Fans of Robert Jordan's Wheel of Time series are no doubt well aware that young author Brandon Sanderson has been tapped to complete the series. His conclusion, reported to weigh in at three quarters of a million words, has been divided into three books, the first of which will appear in the autumn of 2009.

But before that milestone comes Sanderson's own newest, a standalone volume titled Warbreaker. What can Jordan-ophiles discern from a reading of this entertaining new fantasy? Not much with regard to their beloved series, other than a general sense that Sanderson is talented, competent and a deft manipulator of fantasy tropes.

My own familiarity with Jordan's work is minimal, but I derive the impression that it's an epic work featuring many characters and much warfare.

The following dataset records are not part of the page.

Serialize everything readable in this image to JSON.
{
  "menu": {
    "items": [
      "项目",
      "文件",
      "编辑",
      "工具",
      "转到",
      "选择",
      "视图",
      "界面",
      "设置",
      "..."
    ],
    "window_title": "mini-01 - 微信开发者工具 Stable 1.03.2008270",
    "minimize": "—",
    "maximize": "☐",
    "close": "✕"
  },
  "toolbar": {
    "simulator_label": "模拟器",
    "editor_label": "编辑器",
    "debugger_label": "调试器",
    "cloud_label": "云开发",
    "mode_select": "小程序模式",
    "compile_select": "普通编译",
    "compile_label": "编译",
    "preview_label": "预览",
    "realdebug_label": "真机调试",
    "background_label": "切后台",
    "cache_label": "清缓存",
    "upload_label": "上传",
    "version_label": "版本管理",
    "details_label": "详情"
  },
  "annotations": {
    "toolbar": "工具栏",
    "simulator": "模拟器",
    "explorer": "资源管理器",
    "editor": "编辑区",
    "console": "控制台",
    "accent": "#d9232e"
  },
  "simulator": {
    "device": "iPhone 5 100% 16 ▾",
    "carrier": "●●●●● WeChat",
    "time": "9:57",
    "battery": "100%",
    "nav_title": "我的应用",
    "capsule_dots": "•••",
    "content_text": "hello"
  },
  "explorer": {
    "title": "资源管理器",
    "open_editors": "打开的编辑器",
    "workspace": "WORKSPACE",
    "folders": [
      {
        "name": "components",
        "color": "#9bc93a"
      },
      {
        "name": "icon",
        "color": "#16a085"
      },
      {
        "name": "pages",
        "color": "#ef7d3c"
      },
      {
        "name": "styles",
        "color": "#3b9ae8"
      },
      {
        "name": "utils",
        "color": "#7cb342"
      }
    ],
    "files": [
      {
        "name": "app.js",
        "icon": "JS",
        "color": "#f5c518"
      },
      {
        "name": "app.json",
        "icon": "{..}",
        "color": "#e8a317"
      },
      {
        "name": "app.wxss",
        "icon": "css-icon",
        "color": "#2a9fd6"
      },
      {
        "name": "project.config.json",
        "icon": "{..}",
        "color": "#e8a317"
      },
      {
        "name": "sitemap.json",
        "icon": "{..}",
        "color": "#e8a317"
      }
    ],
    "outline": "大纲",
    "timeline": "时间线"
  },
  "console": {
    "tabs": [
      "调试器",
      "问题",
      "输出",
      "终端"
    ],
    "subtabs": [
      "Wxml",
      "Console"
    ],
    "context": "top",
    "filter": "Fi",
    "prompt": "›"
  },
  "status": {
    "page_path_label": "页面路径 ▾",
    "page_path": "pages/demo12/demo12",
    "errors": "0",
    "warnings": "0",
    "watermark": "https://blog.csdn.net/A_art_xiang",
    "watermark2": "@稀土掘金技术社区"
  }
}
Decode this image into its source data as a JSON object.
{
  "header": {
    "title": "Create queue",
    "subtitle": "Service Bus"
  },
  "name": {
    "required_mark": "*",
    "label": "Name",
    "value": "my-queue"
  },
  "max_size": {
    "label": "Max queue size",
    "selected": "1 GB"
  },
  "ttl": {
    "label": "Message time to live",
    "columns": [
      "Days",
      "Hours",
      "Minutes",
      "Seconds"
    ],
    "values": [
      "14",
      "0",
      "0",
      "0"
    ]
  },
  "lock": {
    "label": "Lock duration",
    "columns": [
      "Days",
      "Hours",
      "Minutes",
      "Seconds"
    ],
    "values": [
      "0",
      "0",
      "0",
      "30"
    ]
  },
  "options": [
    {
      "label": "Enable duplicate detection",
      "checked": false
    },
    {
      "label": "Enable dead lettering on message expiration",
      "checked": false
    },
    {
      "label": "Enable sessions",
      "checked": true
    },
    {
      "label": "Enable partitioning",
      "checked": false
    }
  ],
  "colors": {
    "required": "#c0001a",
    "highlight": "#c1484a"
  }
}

For all its size, and for all its surface theme of martial strife, Warbreaker does not fit that mold. Its cast is limited (though rich), its inter-kingdom war only mooted. And the tone of the novel is decidedly humorous in spots, a trait I do not sense in Jordan's books.

The tale here concerns two polities, Idris and Hallandren. The latter is big, powerful and bellicose, home to much magic and to the Living Gods, the Returned. The former is small and weaker, but crafty. The King of Idris sends his two daughters to T'Telir, the capitol of Hallandren. One, Siri, goes officially, to become the wife of Hallandren's leader, Susenbron. The other, Vivenna, goes secretly, to run the Idrian spy network hidden within T'Telir. While Siri unravels the mysteries of court--and discovers where the real power lies--Vivenna gets an education in magic and the rigors of a commoner's life.

The two princesses are well drawn, but it's a shame their paths never really intersect on the page. The unique system of magic envisioned by Sanderson acquires a plausible palpability. The main action concerns court machinations, and actual physical conflicts are sparse. A good supporting cast helps, with a mysterious rogue agent named Vasher and his sentient sword Nightblood among the highlights.

But the fellow who steals the show is the feyest member of the Returned, Lightsong. If you can picture P.G. Wodehouse's Bertie Wooster as a spoiled deity, you can imagine how much fun Lightsong makes all his scenes.

In the end, I suspect that while this book will deliver much pleasure, it holds few clues to Sanderson's work on Wheel of Time.